HipDynamics uses LR to reduce multiple time-dependent data points into one. The feature vectors shown in Figure 4A suggest that LR is sufficient to detect cell line– and condition level–specific changes. LR also produces an intercept measure that in our preliminary observations appears largely independent of FN concentration and cell line (not shown). Further work would be required to explore the relevance of this value. Rather than applying LR, it could also be possible to employ a logistic regression with multiple polynominals. While the latter may result in a more sensitive feature vector, it also bears the danger of overfitting to one specific cell culture, thus compromising the potential of computing a generalizable feature signature vector for specific cell lines. As a result, we chose to employ LR in the present studies.
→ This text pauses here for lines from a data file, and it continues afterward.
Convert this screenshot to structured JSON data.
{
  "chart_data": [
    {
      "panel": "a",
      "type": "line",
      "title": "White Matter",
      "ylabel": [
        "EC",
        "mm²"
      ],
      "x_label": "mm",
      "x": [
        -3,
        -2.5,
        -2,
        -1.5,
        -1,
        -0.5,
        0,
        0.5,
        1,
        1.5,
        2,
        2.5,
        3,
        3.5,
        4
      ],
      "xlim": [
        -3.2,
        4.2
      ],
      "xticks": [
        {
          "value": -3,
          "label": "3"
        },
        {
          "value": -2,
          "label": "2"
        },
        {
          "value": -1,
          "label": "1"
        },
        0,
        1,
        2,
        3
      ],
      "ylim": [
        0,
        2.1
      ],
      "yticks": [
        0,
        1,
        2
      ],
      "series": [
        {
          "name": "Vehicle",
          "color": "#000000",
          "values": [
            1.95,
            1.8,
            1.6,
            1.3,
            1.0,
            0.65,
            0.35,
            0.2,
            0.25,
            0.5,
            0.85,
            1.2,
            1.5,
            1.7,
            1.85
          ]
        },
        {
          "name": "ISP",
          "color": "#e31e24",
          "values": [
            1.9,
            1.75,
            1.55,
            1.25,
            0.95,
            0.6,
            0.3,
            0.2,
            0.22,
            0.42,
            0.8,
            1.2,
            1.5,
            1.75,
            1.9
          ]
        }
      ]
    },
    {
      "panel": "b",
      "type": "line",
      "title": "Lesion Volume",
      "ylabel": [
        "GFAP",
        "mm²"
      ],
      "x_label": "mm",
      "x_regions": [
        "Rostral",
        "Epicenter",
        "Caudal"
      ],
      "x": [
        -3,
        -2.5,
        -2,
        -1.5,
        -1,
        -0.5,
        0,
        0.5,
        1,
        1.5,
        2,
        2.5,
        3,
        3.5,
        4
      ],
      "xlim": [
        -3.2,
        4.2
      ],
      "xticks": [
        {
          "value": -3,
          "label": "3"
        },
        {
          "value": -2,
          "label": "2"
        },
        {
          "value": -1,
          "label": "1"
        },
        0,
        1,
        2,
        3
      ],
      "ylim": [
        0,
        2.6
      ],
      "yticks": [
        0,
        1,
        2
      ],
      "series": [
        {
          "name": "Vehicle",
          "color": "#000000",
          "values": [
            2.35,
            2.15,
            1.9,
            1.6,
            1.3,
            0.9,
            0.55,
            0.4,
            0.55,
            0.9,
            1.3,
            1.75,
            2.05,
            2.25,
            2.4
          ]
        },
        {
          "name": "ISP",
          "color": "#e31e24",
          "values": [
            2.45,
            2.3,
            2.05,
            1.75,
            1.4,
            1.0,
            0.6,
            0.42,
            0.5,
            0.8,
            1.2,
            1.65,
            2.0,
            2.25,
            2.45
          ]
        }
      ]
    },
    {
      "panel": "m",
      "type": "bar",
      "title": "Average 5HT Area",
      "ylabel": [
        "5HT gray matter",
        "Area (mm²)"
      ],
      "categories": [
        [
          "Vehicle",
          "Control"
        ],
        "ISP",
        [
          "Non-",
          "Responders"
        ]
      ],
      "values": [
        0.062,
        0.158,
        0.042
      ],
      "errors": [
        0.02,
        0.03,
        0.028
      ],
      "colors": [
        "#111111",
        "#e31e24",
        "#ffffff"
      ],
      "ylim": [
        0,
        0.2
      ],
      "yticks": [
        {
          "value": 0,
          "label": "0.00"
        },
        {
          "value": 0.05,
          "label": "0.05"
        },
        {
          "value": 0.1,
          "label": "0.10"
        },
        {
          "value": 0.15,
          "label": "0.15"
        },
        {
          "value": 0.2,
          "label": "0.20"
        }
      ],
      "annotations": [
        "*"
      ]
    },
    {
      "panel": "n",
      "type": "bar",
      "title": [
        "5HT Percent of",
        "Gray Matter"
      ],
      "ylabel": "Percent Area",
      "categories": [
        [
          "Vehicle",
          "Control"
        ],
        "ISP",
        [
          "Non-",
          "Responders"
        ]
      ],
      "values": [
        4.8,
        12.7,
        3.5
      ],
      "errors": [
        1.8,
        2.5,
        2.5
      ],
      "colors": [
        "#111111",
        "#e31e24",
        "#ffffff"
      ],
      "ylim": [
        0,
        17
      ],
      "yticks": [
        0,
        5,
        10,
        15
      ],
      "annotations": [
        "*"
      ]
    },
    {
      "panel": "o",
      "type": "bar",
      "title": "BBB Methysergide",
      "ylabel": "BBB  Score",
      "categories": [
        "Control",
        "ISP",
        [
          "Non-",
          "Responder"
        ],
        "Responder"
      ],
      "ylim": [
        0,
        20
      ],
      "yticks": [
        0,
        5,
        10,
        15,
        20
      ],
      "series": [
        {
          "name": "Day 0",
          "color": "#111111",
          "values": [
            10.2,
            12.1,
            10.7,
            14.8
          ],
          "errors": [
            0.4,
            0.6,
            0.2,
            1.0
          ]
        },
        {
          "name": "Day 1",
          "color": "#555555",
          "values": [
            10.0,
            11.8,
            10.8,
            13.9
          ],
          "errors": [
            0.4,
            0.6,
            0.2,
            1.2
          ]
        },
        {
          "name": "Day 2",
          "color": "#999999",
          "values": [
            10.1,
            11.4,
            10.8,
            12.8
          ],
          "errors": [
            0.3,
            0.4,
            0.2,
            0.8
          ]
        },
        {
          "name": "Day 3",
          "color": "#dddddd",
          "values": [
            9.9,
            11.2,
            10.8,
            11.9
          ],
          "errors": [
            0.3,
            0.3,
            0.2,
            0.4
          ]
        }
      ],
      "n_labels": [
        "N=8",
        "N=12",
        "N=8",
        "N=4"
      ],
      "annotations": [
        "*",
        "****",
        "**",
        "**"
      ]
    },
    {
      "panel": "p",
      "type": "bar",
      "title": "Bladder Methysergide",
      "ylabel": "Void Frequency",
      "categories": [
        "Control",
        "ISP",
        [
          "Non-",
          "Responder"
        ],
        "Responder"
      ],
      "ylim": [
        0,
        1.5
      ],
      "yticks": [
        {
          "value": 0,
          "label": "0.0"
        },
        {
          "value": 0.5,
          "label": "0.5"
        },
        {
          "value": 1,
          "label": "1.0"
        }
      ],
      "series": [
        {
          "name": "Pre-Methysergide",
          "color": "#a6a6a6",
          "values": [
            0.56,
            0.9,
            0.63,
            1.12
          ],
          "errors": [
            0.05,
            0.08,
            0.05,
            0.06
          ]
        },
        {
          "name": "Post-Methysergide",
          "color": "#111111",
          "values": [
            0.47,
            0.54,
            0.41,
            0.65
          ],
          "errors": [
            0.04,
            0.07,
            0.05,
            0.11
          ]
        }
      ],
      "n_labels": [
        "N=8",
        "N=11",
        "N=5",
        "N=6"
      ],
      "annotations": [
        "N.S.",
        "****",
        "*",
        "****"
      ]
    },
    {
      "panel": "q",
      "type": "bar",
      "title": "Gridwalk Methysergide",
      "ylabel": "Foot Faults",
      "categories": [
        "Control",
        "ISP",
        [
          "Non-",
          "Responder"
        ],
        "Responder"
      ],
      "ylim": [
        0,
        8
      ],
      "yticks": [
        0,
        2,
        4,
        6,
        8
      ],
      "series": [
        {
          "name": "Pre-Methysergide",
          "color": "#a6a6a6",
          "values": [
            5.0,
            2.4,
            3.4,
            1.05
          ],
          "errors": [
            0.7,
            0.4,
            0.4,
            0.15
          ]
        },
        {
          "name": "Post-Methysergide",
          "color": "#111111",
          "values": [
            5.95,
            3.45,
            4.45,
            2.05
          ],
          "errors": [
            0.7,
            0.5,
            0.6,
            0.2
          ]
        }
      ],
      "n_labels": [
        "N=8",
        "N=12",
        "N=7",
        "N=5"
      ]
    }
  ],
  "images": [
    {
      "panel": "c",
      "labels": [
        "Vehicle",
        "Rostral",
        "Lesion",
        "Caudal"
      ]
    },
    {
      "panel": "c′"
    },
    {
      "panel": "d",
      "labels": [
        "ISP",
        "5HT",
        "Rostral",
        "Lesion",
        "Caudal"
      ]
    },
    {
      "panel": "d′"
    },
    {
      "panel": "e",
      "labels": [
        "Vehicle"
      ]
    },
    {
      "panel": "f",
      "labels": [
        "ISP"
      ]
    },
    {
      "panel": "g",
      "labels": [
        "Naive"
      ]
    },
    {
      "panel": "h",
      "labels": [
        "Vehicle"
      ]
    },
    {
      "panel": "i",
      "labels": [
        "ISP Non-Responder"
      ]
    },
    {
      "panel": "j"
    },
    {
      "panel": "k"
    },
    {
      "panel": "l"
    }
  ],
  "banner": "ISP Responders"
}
As future work, we aim to develop a standalone CellProfiler module that incorporates IAPSCI and its refined methodology. Furthermore, we are packaging it together with HipDynamics into a scalable web application that can be used intuitively and help to reduce the burden of high-content data management.

The validated platform described in this study is likely to further extend its value to other cell types, including cells with different morphologies, and readily offers unique capabilities to characterize large panels of human pluripotent stem cells.